It’s common for people to ask each other where they grew up; where they’re from; where’s home? In this time of greater mobility and seemingly fewer community connections, these can be challenging questions for some while for others, it’s straight forward – they have a strong connection to a place.
Consider the example of Paul Primak. Paul was an “Air Force brat.” He and his family never lived one place for more than a few years. Paul’s family moved to Lakeview in 1970 and a year later he graduated from Lakeview High School and left for college. He lived in Lakeview for a total of one year, yet it’s the place he calls home. I saw Paul in June when I was in Lakeview for the annual Daly Fund trustee meeting. Paul was in town to present a painting of four Canadian “Honker” geese to Lakeview High School. The painting was done by Paul’s 1971 fellow graduate, Jimmy Johnston. When I asked Paul about his connections to Lakeview, he said, “It’s the place I consider home; it’s where I made lifelong friends; it’s the place I go back to.”
Even people who don’t “live” in a place can form an emotional connection that lasts a lifetime. In 1953, David Maxey was nineteen and had just finished his freshman year at Harvard when he went west to Plush, an unincorporated Lake County ranching community. David, who had grown up in Philadelphia, hoped to work on a hay crew for the summer. He ended up working on Con Lynch’s ranch along with Jim Lynch, who was a year younger and, like David, would go on to law school. I met David this summer in Philadelphia as I was starting my bike ride to Chicago.
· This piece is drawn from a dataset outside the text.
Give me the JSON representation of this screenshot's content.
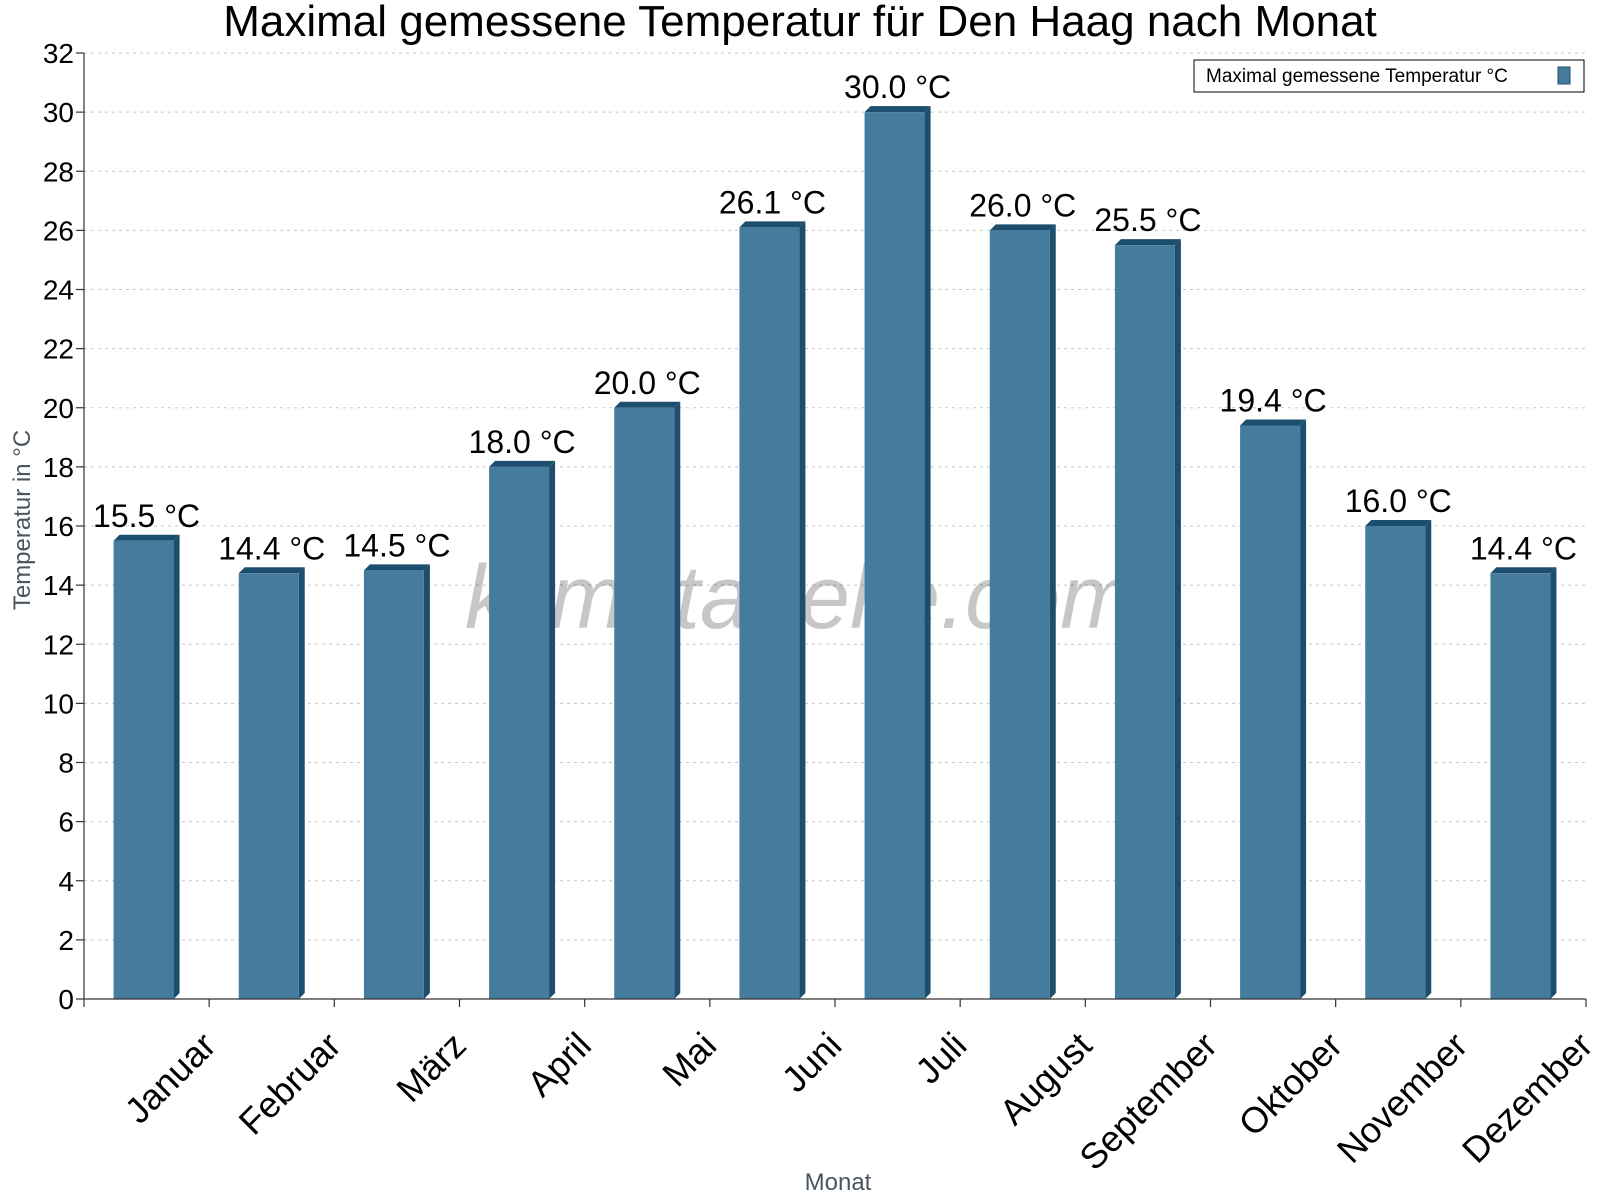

David told me about his great love for Lake County, specifically Plush and the Warner Valley. In describing his good fortune to have ended up working at the Lynch ranch, David wrote:
All that good fortune I place in memory under the banner of Plush. I push Plush’s boundaries outward to include the new world I discovered in Lake County, Oregon, the Lynch family, the Lynch ranch, mowing, raking, bunching, and stacking hay, wild life of all kinds that I hadn’t seen before, branding, fence- building, and the unforgettable members of the ranch crew I worked with, summer after summer, who accepted the “Kid from Back East,” even though my presence might continue to puzzle them.
Bernard Daly spent less than half of his life in Lake County, yet it’s the place he considered home. He loved Lake County. As he wrote in his will,
It is my desire to help, aid and assist worthy and ambitions young men and women of my beloved County of Lake…
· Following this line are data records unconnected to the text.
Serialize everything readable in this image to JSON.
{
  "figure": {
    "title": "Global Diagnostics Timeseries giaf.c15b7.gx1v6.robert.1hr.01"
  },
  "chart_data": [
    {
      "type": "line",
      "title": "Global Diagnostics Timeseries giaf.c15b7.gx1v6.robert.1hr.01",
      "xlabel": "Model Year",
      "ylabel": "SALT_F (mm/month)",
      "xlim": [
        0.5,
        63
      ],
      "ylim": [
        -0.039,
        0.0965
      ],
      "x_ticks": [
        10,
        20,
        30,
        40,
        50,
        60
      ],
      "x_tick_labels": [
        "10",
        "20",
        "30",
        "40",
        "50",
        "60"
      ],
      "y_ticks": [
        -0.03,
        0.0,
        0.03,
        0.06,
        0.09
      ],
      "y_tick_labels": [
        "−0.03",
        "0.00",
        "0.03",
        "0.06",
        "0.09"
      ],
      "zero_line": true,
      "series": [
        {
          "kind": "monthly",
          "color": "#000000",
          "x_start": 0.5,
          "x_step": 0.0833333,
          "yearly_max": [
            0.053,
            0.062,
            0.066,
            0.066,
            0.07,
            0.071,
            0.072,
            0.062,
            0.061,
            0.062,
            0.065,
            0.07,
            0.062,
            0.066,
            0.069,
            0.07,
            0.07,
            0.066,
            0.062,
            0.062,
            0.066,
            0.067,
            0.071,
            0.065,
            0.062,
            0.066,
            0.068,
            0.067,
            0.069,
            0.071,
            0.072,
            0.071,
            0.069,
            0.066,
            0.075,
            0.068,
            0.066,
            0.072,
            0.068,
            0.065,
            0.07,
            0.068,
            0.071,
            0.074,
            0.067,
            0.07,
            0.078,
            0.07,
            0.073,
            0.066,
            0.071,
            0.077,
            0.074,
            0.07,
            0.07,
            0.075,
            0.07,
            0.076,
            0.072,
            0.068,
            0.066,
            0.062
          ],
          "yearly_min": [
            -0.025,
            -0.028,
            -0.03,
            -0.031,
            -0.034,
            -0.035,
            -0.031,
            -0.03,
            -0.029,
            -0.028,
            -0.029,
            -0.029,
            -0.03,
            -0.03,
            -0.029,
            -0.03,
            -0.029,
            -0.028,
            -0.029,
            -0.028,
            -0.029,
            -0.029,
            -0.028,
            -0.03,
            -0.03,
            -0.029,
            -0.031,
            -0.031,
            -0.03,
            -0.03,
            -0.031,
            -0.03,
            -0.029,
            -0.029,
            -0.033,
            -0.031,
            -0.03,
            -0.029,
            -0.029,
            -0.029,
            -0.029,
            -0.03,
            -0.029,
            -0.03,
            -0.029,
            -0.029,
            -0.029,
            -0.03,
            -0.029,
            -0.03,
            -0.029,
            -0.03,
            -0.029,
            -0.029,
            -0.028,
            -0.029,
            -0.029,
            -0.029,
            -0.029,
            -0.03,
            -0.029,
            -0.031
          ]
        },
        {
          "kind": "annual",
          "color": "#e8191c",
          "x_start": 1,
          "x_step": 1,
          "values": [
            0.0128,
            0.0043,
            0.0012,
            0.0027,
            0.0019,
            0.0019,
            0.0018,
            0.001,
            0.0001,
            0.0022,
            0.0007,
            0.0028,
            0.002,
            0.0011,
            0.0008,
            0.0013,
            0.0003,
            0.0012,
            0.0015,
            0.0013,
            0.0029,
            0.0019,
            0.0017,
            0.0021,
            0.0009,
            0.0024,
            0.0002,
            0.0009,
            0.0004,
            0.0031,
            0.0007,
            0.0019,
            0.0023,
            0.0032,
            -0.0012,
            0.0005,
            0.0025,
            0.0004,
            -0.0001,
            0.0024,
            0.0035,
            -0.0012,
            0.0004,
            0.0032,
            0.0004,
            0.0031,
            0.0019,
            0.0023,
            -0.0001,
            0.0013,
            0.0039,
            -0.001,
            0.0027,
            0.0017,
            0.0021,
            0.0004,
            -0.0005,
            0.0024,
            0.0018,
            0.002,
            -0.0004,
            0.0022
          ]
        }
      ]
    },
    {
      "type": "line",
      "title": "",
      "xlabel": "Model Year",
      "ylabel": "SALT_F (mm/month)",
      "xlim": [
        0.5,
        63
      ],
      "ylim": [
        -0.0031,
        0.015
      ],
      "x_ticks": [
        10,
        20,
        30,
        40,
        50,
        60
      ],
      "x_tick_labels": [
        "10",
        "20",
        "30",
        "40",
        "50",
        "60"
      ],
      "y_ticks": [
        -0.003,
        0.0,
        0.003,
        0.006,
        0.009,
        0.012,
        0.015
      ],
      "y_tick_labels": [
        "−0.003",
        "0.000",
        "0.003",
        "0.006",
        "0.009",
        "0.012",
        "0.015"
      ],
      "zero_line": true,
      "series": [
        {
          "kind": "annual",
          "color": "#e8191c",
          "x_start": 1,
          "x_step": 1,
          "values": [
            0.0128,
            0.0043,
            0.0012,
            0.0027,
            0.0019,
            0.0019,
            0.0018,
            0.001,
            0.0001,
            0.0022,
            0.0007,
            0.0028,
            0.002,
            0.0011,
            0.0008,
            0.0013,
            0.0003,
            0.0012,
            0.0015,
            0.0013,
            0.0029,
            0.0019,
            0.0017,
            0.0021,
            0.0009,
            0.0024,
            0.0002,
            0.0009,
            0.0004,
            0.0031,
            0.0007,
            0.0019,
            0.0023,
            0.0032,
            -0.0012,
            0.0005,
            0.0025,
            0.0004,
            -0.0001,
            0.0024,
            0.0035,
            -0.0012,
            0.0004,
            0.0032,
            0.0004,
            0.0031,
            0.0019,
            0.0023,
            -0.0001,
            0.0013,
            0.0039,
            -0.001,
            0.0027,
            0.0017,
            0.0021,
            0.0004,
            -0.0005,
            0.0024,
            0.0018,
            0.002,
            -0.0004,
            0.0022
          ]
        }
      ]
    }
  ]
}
You might be thinking that there’s something special about Lake County. There is, but there’s also specialness in places throughout the world. Psychologists report that our need for belonging is greater than the need for self-esteem. We want to be a part of a community, connected to a place. It’s part of why people root for the home sports team.
Like Bernard Daly, the basketball star, Lebron James, gave millions of dollars to fund college scholarships for the youth of Akron, Ohio. The students in the Lebron James program are known as “promise students,” a reminder of the promise that Lebron made to them and all the youth of his hometown, just as Bernard Daly did for his “hometown” a century ago.